Yes, he had smelled the boy.

Venaz smiled, and then quickly shuttered the lantern. If Harllo found out he was being chased still, he might try to kick loose a deadly slide of the nibble-of course, if he did that it’d take him down with it. Harllo wasn’t stupid. Any wrong move on this slide and they’d both die. The real risk was when he reached the very top, pulling clear. Then there could be real trouble for Venaz.

And smell that downward draught-that was fresh, clean air. Smelling of reeds and mud. The lake shore.

Venaz thought about things, and thought some more. And then settled on a plan. A desperate, risky one. But really, he had no choice. No matter what, Harllo would hear him on this climb. Fine, then, let him.

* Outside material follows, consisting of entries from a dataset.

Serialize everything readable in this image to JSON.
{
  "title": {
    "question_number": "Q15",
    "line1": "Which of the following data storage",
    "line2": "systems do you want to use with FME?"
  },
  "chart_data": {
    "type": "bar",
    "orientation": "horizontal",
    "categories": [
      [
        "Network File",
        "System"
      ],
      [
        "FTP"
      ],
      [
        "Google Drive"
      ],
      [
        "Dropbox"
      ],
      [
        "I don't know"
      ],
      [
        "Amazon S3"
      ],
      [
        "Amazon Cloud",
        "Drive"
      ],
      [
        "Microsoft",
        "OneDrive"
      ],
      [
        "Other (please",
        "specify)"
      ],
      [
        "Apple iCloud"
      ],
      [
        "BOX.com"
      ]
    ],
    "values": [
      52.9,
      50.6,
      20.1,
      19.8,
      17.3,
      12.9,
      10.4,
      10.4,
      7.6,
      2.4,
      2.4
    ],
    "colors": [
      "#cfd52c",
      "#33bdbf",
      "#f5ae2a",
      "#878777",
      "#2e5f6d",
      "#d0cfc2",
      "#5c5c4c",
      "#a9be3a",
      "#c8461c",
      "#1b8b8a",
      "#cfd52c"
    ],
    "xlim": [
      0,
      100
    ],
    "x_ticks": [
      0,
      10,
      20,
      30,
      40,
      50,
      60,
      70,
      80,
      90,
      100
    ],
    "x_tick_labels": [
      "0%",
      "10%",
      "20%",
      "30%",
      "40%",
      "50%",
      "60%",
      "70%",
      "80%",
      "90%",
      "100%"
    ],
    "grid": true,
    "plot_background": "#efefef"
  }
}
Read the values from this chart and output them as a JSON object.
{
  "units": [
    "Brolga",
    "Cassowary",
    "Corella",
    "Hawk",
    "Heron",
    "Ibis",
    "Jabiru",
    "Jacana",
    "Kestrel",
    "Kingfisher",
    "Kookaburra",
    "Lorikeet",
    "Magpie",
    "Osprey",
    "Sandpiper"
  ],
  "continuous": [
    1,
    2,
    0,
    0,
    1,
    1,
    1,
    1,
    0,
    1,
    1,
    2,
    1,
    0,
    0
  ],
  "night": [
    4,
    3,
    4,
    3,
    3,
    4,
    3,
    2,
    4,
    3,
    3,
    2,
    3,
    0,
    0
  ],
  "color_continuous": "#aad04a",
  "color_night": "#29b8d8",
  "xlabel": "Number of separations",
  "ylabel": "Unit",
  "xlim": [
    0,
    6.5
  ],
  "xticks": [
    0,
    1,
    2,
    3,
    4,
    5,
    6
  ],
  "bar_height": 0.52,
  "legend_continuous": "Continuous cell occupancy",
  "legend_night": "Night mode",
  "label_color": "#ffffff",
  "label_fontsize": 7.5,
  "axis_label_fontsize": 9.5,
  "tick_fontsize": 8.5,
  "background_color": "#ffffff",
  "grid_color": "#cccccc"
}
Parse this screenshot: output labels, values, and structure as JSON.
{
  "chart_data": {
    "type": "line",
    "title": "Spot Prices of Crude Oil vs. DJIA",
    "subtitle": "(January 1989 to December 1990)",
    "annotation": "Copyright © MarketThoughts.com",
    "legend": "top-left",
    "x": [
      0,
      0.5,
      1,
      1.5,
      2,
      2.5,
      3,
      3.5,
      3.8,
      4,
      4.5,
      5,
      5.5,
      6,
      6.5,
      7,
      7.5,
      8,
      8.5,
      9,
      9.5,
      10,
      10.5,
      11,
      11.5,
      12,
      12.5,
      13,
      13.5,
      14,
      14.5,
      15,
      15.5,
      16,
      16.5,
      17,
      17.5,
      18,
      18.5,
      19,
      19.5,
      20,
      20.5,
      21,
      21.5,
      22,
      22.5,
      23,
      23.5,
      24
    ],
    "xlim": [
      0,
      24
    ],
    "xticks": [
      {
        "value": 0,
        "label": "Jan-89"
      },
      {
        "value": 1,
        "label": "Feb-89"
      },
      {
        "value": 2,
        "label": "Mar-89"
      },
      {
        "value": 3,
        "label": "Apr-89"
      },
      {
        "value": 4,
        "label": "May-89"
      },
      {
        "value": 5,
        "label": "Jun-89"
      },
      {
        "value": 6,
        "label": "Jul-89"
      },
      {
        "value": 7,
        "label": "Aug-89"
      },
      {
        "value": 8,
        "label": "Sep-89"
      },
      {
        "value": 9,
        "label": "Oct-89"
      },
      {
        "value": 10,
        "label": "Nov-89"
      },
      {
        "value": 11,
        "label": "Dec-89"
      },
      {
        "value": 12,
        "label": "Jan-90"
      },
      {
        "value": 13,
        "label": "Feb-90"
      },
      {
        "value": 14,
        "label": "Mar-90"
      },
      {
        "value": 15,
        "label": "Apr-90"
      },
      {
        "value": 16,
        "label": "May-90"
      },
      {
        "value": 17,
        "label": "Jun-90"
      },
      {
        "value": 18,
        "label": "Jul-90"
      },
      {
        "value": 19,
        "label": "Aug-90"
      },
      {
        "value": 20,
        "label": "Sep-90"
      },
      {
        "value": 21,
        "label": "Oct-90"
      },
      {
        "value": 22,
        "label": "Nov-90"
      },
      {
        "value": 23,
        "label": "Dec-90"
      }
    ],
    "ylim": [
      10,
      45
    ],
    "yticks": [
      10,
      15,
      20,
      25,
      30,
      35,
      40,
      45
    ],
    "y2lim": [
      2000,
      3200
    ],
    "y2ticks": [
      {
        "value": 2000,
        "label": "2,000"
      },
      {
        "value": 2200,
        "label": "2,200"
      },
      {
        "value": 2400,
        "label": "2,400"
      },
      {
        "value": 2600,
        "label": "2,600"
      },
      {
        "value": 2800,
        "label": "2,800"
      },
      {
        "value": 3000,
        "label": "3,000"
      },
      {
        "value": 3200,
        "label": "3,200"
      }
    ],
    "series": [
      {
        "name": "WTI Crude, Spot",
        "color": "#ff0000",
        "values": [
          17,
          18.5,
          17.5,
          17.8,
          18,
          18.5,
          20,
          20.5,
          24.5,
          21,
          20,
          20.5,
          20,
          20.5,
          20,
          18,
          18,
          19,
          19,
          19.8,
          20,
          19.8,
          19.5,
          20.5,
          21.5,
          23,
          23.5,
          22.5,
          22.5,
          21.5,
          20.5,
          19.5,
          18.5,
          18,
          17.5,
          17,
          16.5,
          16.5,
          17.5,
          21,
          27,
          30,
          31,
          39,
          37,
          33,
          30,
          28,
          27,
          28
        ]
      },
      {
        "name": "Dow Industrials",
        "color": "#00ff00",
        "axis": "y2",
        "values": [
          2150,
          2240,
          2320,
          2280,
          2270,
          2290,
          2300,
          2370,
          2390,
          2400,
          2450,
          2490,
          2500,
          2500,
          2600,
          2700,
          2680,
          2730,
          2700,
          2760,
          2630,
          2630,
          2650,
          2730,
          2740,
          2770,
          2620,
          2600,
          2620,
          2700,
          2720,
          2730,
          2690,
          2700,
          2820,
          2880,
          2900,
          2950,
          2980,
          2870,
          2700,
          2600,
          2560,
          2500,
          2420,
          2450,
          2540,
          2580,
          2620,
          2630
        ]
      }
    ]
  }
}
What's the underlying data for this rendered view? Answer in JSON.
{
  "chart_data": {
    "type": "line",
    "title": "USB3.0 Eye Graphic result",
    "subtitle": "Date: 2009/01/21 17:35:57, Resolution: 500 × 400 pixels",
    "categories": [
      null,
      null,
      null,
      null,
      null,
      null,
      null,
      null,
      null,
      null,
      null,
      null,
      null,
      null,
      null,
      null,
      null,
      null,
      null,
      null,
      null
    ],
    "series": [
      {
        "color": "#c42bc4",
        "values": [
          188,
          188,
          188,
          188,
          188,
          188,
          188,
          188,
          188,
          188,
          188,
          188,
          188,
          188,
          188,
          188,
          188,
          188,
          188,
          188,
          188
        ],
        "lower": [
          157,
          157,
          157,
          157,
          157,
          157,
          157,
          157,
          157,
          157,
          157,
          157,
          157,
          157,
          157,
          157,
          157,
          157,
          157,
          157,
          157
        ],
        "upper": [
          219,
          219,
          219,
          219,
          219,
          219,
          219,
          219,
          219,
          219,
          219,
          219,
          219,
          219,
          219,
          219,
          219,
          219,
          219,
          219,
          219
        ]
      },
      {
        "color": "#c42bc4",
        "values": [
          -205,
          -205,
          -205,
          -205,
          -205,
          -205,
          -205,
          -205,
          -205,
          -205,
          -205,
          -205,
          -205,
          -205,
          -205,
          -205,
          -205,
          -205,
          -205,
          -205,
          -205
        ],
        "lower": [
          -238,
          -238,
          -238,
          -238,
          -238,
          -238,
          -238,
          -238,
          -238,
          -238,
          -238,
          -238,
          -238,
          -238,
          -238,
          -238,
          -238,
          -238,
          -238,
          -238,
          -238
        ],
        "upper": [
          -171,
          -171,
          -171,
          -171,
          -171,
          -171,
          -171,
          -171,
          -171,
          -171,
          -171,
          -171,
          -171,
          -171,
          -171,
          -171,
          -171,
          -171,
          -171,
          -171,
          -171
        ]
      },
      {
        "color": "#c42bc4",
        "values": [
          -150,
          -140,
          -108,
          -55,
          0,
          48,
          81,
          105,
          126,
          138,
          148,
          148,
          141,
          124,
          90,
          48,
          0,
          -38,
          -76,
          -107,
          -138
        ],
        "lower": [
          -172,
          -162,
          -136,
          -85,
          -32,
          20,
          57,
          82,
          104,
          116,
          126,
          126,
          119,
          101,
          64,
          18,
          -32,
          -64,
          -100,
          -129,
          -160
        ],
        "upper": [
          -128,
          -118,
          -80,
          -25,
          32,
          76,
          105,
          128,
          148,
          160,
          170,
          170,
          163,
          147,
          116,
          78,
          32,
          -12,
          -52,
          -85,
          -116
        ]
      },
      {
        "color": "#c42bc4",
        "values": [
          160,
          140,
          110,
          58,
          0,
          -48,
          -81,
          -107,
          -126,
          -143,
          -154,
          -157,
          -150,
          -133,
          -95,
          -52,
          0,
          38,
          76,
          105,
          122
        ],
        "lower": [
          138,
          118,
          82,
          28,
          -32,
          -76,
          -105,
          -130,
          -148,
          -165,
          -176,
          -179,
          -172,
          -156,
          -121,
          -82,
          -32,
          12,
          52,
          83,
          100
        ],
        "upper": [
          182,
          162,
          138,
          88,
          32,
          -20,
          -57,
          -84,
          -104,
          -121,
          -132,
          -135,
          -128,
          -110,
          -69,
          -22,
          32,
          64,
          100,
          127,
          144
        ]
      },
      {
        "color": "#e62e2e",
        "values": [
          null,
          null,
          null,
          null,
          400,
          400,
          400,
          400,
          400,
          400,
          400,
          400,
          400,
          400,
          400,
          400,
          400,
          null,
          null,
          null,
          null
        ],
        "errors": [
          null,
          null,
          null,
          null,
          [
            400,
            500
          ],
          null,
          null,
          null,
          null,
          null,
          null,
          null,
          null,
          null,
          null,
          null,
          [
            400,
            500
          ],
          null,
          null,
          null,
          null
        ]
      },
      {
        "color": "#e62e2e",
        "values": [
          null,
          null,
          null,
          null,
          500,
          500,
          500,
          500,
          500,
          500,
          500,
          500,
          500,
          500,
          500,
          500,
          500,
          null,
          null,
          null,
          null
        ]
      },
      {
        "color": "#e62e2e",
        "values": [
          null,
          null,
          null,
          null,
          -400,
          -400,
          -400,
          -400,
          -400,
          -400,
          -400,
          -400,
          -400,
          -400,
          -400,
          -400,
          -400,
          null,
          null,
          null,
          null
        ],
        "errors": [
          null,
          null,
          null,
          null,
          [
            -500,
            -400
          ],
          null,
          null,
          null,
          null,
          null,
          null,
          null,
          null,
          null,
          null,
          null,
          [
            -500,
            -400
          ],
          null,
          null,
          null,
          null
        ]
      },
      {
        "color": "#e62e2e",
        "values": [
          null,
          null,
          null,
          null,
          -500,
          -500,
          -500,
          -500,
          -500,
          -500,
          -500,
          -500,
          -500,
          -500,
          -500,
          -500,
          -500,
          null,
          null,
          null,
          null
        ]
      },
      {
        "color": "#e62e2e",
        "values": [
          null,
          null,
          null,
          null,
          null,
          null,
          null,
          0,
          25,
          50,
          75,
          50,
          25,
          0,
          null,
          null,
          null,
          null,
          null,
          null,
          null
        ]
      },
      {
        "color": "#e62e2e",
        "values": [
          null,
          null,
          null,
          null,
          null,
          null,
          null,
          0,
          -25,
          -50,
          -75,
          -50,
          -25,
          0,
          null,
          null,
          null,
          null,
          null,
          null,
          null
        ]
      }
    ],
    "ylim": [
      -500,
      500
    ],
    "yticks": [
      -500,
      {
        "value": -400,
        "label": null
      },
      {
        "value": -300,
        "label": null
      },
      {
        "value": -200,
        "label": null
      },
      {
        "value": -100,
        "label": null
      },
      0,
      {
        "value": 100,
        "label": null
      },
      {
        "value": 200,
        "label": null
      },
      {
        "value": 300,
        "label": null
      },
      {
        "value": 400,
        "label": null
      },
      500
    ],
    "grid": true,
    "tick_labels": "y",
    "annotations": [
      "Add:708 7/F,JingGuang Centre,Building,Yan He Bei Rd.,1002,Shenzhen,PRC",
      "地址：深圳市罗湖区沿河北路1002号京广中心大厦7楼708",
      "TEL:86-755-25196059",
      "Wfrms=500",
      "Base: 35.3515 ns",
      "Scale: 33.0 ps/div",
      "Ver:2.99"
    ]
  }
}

He laughed, a low, throaty laugh that he knew would travel up the stones like a hundred serpents, coiling with icy poison round Harllo’s heart. Laughed, and then crooned, ‘Harrllo! Found youuu!’

And he heard an answering cry. A squeal like a crippled puppy underfoot, a whimper of bleak terror. And all of this was good.

Panic was what he wanted. Not the kind that would make the boy scrabble wildly-since that might just send him all the way back down-but the kind that would, once he gained the top, send him flying out into the night, to run and run and run.

Venaz abandoned the lantern and began climbing.

The chase was torturous. Like two worms they snaked up the dusty slabs of shale. Desperate flight and pursuit were both trapped in the stuttering beating of hearts, the quaking gasps of needful lungs. All trapped inside, for their limbs could move but slowly, locked in an agonizing tentativeness. Minute slides froze them both, queasy shifts made them spread arms and legs wide, breaths held, eyes squeezed shut.

Venaz would have to kill him. For all of this, Harllo would die. There was no other choice now, and Venaz found it suddenly easy to think about choking the life from the boy. His hands round Harllo’s chicken neck, the face above them turning blue, then grey. Jutting tongue, bulging eyes-yes, that wouldn’t be hard at all.

Sudden scrambling above, a skitter of stones, and then Venaz realized he was alone on the slide. Harllo had reached the surface, and thank the gods, he was running.

Your one mistake, Harllo, and now I’ll have you. Your throat in my hands.

I have you.

Thc soft whisper of arrivals once more awakens, even as figures depart. From places of hiding, from refuges, from squalid nests. Into the streams of darkness, shadowy shapes slide unseen.

Thordy watched as the killer who was her husband set out from the cage of lies they called, with quaint irony, their home. As his chopping footfalls faded, she walked out to her garden, to stand at the edge of the pavestone circle. She looked skyward, but there was no moon as yet, no bright smudge to bleach the blue glow of the city’s gaslight.

A voice murmured in her head, a heavy, weighted voice. And what it told her made her heart slow its wild hammering, brought peace to her thoughts. Even as it spoke, in measured tones, of a terrible legacy of death.